State Sen. Stephen Wise, a Jacksonville Republican, said he plans to introduce a bill to require teachers who teach evolution to also discuss the idea of intelligent design.
Intelligent design is the concept that life is so complex that it couldn't occur naturally but must have had an intelligent force working to make it happen.
Wise, the chief sponsor of the bill, expects the Senate to take it up when it meets in March. He said its intent is simple: "If you're going to teach evolution, then you have to teach the other side so you can have critical thinking."
Ah, yes. The old "Teach the Controversy" chestnut. I thought that thing had been sacrificed at the altar of the Flying Spaghetti Monster but it looks like a zombie that just can't be stopped.

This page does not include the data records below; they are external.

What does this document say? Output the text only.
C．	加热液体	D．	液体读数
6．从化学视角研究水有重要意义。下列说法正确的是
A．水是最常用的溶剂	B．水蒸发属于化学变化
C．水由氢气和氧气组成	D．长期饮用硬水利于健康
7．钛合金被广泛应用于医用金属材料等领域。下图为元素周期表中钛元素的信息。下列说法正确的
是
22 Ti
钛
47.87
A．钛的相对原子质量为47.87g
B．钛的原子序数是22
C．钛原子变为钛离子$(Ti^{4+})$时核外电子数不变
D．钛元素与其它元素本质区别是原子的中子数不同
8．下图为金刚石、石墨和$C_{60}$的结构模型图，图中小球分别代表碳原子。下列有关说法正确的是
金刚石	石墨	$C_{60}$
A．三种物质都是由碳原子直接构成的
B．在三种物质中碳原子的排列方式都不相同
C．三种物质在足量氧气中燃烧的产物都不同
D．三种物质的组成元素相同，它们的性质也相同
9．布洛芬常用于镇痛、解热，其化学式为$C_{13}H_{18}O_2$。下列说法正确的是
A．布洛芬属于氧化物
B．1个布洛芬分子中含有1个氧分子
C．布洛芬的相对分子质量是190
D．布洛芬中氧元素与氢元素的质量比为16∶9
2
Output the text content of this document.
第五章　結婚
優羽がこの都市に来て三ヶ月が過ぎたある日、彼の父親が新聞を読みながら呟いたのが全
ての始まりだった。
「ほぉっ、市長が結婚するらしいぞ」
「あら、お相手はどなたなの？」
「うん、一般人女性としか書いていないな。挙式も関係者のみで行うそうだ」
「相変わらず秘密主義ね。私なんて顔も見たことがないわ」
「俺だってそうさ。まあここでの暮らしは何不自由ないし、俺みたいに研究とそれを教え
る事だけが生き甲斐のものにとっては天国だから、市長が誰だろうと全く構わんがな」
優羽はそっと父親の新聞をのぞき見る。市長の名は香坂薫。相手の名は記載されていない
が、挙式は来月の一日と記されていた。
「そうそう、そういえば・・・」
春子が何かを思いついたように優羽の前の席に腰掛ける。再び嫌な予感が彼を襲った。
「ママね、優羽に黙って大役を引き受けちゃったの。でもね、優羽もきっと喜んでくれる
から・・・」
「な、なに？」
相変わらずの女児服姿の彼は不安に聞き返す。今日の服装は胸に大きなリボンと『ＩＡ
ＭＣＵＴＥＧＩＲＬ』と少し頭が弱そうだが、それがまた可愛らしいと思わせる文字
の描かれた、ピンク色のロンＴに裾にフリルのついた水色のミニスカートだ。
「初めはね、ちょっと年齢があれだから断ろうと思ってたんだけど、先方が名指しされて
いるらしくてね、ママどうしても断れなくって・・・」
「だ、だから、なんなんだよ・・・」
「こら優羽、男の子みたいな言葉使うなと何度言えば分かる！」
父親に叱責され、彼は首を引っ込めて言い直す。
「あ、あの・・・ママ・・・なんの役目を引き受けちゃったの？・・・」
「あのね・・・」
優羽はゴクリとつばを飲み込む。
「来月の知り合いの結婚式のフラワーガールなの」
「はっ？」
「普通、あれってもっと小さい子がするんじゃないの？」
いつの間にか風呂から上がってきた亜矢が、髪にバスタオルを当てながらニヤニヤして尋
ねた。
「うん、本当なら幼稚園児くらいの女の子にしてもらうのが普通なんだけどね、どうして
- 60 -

Wise said that if the Legislature passes the bill, he wouldn't be surprisedif there's a legal challenge.
"You just never know. They use the courts all the time. I guess if they have enough money they can get it in the courts," he said. "Someplace along the line you've got to be able to make a value judgment of what it is you think is the appropriate thing."
Yes, that is how these things usually work. If you write a law that is clearly unconstitutional and has already been knocked down once in federal court then people will challenge that law again and again. That's how the judicial branch works. You'd think a state senator would understand that. Apparently Wise isn't the only senator without a clue though:
Rep. Alan Hays, a Republican from Umatilla, sponsored [a] "critical analysis [of evolution]" bill in the House last year and said he would support a similar effort this session. He thinks it's likely to pass this time in a close vote.
"The thing we learned last year is that, No. 1, we must keep the discussion scientific. I don't know of anyone who is in favor of teaching religion in public," he said. "We want the students to know that the theory of evolution is only a theory, it has never ever been scientifically proven, and it should be accepted as that."
*Head desk head desk* Why won't this meme die!!! How many times do people have to go over and over again what a scientific theory is? Theories are the closest things to fact in science. They aren't just "something you dreamt up after being drunk all night.” They are very well tested models on how systems work. Theories are facts. It's time for the National Center for Science Education to start an advertising campaign to explain what a scientific theory is to the American people. Because it seems like most of us have already forgotten our third grade science classes.
And yes, if this does actually get passed by the Florida legislature and becomes a law it won't last very long. The very first school board that tries to teach from Of Pandas and People will get hauled into federal court. The federal judge will rule that intelligent design isn't science but a religious idea and the law will be stricken from the books. Yes, again. It's like these people never learn. They should have gone with the "academic freedom" gambit instead. At least that one has shown some success in the last couple years.